NCPA - National Center for Policy Analysis


March 27, 2008

News that the Pension Benefit Guaranty Corporation will diversify its portfolio to include more equities ought to concern taxpayers, says the Wall Street Journal.  The PBGC is a quasi-government agency -- a "federal corporation" -- created in 1974 to guarantee pension benefits for U.S. workers and retirees.  By the end of last year, the agency had amassed a $14 billion deficit, and the new policy is designed to erase that red ink with higher investment returns.

Charles Millard, the agency's director, says PBGC has some $55 billion to invest under the new strategy:

  • His plan, which deviates from a policy adopted in 2004 that favored duration-matched bonds, will allocate 45 percent to diversified equity investments.
  • Another 10 percent will go toward "alternative investments" that will be split between real-estate and private equity.
  • Last year, equity plays were only 28 percent of PBGC's portfolio.

Some equity exposure makes sense to hedge against longevity risks.  The issue here is whether it's prudent to start making larger bets that could prove costly if the agency guesses wrong.  Millard says the new policy is less risky than the old one because it has a lower standard deviation.

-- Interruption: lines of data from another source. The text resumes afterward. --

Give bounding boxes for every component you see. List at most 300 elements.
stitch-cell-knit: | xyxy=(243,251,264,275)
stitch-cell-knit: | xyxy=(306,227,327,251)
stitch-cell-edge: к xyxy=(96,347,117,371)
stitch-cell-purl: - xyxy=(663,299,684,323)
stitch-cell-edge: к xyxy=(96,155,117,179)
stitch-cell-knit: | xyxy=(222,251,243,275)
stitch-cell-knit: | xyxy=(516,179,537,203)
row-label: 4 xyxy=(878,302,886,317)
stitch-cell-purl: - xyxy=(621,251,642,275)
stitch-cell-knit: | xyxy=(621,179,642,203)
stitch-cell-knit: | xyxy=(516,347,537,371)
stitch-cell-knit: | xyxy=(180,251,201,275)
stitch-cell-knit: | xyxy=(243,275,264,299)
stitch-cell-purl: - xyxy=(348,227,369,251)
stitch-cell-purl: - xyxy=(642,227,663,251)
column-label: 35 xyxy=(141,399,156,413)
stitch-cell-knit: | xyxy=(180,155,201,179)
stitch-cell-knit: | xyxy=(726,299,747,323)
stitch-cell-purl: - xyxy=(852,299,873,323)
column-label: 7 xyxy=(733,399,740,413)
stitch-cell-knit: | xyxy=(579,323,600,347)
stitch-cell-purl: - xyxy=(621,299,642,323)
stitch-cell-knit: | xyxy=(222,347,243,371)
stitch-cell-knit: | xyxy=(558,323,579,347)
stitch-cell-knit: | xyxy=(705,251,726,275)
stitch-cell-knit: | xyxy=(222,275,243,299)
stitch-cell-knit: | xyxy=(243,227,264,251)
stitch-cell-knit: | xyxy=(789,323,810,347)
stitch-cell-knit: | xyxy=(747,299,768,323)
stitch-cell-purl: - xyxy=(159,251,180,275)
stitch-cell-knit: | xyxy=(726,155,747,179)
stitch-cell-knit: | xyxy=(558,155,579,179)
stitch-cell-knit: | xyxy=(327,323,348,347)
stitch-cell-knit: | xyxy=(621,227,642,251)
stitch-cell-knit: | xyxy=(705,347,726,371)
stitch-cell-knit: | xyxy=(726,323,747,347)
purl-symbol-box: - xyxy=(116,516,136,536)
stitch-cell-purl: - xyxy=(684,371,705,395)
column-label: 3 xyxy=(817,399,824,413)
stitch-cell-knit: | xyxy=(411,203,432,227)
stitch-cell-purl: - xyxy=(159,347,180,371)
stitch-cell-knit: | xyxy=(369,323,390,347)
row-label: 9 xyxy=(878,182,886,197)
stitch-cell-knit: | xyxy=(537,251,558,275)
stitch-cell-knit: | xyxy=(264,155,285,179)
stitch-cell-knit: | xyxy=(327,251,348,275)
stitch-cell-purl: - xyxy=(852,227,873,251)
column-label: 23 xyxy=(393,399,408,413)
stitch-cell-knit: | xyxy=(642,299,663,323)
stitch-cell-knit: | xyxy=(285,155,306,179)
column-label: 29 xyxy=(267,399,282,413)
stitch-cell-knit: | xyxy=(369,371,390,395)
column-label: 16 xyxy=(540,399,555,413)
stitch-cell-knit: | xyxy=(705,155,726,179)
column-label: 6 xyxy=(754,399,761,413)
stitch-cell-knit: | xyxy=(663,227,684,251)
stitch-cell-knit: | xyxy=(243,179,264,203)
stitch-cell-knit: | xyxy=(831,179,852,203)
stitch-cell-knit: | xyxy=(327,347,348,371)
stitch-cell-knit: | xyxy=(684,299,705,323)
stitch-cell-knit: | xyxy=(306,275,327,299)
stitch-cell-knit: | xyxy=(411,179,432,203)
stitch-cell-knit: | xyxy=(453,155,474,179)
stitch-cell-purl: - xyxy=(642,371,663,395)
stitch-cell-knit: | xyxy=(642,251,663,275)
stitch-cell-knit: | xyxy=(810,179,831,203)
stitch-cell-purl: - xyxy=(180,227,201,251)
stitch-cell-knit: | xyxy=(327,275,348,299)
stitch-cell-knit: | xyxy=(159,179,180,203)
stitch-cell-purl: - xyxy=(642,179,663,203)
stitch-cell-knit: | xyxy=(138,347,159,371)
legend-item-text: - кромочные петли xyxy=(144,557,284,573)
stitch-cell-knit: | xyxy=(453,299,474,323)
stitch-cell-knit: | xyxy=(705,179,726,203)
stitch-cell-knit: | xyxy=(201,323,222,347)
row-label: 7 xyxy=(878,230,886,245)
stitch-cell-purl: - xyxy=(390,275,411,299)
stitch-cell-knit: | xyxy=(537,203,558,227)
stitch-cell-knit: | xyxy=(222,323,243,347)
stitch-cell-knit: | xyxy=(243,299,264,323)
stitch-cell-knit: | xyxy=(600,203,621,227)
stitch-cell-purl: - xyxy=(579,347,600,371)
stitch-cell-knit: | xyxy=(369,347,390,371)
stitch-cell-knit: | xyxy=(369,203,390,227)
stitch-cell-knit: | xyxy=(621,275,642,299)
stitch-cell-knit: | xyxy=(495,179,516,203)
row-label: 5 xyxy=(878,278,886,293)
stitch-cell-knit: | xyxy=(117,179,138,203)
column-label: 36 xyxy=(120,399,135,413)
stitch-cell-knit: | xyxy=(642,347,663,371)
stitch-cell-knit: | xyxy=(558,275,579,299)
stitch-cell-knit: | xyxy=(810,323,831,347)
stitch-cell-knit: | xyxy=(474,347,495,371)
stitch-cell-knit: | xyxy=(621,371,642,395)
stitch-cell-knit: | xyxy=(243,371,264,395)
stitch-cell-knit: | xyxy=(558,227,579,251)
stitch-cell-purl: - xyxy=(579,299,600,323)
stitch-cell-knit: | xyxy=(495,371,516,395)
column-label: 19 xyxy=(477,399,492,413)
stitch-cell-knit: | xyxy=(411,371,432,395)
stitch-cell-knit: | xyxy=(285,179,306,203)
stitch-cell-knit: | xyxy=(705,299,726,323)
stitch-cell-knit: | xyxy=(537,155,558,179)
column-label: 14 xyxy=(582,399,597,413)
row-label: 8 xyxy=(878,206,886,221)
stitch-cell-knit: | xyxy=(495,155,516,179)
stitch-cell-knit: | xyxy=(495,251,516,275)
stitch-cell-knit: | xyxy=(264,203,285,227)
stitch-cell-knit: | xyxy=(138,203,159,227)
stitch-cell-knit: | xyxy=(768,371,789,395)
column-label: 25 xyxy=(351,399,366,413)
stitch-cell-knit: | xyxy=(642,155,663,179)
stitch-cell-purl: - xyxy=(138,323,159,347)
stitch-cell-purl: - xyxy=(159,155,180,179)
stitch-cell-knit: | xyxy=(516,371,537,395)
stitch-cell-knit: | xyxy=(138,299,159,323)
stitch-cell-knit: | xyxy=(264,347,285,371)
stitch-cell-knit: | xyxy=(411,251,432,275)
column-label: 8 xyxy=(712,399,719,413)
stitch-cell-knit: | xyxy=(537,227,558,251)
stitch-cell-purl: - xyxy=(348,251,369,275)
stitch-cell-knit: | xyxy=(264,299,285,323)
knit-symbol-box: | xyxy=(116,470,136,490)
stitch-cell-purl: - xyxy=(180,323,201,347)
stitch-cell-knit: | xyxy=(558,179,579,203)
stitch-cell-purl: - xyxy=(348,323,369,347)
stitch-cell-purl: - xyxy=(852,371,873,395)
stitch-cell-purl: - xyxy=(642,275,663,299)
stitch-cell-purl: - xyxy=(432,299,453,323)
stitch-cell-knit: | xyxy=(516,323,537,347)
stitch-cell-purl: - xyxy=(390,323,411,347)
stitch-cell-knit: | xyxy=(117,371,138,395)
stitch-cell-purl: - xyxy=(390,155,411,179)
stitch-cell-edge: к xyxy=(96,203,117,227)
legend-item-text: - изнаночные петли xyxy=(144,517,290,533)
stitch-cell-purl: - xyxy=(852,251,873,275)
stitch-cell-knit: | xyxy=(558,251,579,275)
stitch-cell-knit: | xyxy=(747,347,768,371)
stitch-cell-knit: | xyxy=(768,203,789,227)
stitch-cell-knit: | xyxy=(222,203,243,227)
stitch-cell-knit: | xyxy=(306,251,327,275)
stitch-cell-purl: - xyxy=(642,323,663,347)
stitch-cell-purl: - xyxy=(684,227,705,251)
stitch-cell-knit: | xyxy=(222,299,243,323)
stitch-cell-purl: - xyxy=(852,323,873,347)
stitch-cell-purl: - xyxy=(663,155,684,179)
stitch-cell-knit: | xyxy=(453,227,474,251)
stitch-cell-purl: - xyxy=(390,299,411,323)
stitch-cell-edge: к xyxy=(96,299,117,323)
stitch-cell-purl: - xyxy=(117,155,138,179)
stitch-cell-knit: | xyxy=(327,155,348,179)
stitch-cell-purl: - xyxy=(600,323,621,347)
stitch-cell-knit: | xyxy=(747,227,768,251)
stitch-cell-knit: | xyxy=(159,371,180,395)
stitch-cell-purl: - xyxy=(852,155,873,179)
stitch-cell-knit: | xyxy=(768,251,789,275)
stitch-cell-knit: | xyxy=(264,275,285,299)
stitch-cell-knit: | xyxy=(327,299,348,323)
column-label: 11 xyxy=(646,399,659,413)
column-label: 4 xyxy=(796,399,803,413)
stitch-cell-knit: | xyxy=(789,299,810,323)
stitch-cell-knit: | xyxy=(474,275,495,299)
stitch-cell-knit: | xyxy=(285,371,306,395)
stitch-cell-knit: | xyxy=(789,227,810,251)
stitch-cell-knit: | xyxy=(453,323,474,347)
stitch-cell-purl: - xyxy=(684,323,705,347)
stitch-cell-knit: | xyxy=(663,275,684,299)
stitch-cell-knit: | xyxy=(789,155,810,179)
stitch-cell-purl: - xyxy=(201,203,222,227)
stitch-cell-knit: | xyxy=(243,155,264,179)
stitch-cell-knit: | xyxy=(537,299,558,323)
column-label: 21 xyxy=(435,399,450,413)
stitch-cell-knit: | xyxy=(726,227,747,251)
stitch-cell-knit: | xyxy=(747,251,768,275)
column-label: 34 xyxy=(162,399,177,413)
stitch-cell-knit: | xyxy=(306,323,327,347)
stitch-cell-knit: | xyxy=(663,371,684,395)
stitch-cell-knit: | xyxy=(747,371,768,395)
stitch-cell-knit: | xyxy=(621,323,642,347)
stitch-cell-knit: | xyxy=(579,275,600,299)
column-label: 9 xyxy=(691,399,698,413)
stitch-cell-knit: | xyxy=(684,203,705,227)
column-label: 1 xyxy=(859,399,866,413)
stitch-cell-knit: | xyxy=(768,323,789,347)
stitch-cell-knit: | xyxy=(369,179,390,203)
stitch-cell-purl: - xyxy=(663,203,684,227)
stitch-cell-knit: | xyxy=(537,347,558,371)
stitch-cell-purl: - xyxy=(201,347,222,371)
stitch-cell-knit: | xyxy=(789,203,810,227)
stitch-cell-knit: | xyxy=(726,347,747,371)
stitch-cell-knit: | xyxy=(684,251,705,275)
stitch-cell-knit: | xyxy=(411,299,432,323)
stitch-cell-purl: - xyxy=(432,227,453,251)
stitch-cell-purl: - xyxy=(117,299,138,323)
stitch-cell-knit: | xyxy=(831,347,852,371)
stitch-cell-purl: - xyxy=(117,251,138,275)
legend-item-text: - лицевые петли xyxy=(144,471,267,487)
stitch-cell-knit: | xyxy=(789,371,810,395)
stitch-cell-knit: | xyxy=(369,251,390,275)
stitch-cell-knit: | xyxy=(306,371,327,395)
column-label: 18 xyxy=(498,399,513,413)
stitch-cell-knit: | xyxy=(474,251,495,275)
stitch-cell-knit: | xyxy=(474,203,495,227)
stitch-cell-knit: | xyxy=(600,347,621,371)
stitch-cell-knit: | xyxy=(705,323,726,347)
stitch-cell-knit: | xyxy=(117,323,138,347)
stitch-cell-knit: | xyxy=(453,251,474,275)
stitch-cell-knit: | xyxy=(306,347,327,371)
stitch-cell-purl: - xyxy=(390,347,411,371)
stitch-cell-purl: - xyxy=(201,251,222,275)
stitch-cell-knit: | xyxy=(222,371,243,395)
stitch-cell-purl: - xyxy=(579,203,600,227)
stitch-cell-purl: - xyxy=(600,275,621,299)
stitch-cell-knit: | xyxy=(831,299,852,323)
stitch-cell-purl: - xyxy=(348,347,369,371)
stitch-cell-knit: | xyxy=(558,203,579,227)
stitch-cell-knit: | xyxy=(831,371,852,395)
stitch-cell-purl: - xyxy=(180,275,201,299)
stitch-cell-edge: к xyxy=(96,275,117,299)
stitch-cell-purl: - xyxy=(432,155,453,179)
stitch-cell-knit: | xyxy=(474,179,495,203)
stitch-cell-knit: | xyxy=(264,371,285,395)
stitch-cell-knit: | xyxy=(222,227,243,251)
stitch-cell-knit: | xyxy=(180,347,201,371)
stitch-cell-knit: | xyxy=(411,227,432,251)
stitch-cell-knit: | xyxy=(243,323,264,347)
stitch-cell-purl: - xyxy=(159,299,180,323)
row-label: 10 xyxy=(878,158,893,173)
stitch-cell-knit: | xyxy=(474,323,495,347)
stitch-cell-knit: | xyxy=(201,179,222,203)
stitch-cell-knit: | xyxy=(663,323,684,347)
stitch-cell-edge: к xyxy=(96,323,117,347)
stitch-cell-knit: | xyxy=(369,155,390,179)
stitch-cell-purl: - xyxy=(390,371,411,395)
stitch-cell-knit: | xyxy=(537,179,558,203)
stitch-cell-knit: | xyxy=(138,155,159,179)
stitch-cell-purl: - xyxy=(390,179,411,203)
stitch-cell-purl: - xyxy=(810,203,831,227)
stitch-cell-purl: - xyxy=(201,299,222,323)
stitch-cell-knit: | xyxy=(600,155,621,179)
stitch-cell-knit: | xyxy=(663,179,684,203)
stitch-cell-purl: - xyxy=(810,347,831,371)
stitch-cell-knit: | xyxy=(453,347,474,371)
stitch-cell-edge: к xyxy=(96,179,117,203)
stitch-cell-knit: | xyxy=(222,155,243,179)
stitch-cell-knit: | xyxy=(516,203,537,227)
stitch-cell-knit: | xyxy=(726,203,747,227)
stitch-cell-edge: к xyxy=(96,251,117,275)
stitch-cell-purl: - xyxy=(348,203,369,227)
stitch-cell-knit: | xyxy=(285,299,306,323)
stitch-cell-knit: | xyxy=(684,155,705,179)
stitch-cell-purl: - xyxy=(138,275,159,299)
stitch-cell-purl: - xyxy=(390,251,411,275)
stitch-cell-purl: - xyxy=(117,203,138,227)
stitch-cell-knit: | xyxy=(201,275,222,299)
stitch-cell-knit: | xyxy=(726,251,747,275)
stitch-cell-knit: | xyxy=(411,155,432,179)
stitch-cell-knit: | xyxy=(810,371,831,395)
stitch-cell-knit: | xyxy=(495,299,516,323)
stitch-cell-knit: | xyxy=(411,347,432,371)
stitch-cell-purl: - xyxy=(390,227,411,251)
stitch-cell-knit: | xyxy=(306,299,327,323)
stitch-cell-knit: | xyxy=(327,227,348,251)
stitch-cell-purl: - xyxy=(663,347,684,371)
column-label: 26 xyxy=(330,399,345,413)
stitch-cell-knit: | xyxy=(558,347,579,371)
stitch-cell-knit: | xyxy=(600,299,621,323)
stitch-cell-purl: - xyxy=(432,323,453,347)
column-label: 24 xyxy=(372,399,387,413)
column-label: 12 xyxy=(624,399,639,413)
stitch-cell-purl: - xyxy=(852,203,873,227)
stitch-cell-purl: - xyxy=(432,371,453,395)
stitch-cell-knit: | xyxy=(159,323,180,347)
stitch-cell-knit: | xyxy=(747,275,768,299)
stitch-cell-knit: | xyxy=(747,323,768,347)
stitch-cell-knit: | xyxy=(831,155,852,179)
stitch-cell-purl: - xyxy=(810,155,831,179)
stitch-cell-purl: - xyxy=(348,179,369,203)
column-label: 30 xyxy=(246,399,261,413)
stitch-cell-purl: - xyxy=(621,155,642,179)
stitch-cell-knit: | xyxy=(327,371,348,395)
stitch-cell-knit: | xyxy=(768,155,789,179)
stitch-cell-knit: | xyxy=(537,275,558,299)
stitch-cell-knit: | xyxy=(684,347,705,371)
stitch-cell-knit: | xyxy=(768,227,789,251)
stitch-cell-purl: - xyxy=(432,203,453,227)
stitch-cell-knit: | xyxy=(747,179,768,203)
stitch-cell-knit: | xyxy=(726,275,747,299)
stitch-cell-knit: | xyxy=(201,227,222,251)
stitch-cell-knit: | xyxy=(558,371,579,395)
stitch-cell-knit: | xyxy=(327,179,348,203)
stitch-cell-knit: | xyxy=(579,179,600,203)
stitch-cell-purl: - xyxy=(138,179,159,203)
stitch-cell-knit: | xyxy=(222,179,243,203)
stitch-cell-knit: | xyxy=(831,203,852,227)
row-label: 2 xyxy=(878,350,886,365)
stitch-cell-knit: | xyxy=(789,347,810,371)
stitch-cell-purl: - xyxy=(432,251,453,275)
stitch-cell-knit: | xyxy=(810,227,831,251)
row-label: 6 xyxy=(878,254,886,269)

But as Zvi Bodie of Boston University has noted, while more exposure to equities might be less risky over time, the extent of any potential shortfall increases.  The fact remains that the PBGC guarantees pensions of the weakest companies -- those with little incentive to fully fund their plans because they can always be dumped on PBGC.

There's also the problem of the government owning significant portions of the private sector.  At one point a few years back, PBGC had 25 percent of United, 15 percent of Delta and 15 percent of Kaiser Aluminum.  The last thing Americans should want is government owning huge chunks of corporate America, because with ownership eventually comes control, says the Journal.